思い違い、だろうか?俺の目に映る雪は、三日前よりも痩せていて、何だか元気もない気がしたんだ。
「飯、食ってねぇのか?」
「……」
雪は何も言わない。
三日前、初めて会った時はほんの少しではあったが喋ってくれたのに、今日は何も話さない。
そんな雪の様子が、俺は何気にショックだった。入院して、治療や療養して、もう少し元気になってるのを期待していたし、何より自分が来た事をもう少し喜んでくれると思っていた。

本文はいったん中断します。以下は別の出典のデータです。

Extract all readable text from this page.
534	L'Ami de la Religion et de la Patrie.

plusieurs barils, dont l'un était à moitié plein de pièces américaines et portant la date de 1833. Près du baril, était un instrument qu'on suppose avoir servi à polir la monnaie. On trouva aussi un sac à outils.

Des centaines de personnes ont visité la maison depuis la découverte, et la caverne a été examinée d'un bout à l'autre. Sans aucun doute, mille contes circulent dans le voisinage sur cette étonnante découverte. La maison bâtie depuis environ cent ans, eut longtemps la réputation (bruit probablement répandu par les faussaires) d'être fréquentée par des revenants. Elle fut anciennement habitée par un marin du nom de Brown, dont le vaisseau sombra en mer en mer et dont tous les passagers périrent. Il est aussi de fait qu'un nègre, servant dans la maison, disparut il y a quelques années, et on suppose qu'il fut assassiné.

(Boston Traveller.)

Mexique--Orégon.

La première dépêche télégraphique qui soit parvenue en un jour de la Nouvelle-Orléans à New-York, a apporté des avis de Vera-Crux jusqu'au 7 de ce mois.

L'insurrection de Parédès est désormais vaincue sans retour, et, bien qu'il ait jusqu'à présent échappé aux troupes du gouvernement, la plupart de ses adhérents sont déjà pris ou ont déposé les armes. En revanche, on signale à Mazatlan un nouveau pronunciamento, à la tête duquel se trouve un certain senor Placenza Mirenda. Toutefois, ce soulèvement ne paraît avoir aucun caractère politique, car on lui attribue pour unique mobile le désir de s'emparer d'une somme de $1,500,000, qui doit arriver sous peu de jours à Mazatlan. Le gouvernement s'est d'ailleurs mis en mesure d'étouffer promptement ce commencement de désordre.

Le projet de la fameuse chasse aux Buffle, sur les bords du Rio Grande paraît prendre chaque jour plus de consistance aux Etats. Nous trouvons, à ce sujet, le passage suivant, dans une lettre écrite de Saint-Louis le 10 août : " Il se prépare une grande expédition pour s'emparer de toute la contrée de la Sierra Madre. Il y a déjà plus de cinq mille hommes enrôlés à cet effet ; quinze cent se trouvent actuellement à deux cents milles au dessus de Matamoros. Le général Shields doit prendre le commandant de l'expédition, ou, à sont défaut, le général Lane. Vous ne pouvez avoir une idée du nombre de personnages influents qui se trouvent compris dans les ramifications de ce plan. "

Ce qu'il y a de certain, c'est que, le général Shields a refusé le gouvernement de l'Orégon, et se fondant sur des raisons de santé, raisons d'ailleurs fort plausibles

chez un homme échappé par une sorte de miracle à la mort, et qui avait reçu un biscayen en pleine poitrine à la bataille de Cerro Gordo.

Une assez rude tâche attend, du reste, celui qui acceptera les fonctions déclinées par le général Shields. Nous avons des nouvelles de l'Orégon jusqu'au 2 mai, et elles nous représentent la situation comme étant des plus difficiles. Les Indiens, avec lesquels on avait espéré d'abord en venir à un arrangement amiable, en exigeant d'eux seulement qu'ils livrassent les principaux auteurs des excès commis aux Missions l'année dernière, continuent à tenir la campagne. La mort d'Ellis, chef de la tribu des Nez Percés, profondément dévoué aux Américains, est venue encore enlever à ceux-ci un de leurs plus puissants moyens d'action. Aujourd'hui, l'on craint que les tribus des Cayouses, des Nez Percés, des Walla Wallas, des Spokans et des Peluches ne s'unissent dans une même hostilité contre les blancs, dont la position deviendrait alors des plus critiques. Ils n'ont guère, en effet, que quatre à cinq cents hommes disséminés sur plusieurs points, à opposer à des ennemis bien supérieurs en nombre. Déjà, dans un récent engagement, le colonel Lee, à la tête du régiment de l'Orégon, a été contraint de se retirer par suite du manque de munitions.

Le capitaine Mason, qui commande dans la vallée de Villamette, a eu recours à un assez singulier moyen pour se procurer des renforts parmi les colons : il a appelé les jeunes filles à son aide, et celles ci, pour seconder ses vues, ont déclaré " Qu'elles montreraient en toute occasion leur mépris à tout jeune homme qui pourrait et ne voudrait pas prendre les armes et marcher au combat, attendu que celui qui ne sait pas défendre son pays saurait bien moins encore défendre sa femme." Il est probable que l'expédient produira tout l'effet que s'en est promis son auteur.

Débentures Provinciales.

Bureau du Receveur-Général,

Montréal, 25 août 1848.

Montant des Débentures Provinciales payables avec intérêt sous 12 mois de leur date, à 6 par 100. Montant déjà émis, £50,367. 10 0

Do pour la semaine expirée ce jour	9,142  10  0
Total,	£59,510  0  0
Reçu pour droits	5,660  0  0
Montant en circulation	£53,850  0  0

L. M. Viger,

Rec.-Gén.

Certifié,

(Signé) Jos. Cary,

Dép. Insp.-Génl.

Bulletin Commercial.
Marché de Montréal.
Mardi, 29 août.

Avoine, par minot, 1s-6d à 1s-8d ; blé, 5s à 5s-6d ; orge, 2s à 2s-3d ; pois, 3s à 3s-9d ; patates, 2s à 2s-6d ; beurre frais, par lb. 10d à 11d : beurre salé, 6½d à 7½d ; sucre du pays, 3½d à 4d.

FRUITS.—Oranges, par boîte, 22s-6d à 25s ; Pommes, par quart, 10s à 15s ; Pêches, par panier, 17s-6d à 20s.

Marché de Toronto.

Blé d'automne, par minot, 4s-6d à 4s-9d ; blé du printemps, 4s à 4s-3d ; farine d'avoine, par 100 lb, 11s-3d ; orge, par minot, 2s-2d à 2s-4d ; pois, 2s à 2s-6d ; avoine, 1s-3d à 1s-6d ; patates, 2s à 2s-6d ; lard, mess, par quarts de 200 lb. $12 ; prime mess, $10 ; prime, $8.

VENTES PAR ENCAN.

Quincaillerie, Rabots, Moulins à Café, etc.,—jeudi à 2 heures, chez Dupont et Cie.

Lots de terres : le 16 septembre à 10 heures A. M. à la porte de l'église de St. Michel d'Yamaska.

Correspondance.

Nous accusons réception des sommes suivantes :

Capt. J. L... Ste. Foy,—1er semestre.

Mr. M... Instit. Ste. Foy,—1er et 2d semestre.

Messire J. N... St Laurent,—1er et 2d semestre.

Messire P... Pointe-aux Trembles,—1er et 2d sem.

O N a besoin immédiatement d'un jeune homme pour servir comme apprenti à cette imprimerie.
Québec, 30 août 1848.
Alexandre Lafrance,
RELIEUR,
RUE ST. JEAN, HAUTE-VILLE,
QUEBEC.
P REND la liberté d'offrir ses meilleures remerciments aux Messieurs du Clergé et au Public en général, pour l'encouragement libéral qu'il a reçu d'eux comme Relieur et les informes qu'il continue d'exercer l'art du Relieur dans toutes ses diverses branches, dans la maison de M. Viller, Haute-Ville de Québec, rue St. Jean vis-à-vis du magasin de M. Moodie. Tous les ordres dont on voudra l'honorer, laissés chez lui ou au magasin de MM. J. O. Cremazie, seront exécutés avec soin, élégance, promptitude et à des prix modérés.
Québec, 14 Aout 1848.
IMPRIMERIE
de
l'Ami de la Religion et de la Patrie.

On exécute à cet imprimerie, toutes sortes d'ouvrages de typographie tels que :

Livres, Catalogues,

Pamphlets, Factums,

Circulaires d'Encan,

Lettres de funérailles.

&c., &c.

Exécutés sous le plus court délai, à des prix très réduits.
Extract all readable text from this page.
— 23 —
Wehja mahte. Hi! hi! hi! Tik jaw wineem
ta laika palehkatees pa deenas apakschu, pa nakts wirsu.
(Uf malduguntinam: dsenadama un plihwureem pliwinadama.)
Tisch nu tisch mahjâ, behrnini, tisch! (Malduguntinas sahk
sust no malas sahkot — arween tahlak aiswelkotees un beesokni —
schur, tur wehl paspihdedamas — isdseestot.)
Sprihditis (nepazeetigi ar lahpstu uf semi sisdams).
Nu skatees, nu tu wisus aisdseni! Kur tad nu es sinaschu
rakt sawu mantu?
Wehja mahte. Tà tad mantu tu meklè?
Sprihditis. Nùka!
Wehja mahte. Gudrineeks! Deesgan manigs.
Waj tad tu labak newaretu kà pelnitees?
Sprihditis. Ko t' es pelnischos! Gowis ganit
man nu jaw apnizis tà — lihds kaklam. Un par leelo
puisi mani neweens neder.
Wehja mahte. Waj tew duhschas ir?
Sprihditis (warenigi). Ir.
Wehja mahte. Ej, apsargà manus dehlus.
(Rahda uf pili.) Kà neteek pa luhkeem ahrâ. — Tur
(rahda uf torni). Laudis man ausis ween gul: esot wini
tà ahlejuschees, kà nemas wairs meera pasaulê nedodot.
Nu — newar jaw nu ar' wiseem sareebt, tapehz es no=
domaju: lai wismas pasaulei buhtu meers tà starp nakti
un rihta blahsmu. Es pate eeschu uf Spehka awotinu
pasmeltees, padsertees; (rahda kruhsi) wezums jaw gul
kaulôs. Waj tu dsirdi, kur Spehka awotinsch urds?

自分がそうだったみたいに、会ってない間も俺の事思い出したりして、会いに来るのを楽しみにしていて欲しかったんだ。
……そうだよな。
雪にとったら、俺も怖いおじさん、だよな。
初めて会った時、俺は雪を怒鳴りつけて殴った。雪が生きる事に絶望していた本当の理由を知らなかったとは言え、それは消せない現実。
そんな俺が雪に好感を持ってほしい、なんて無理な注文だと思った。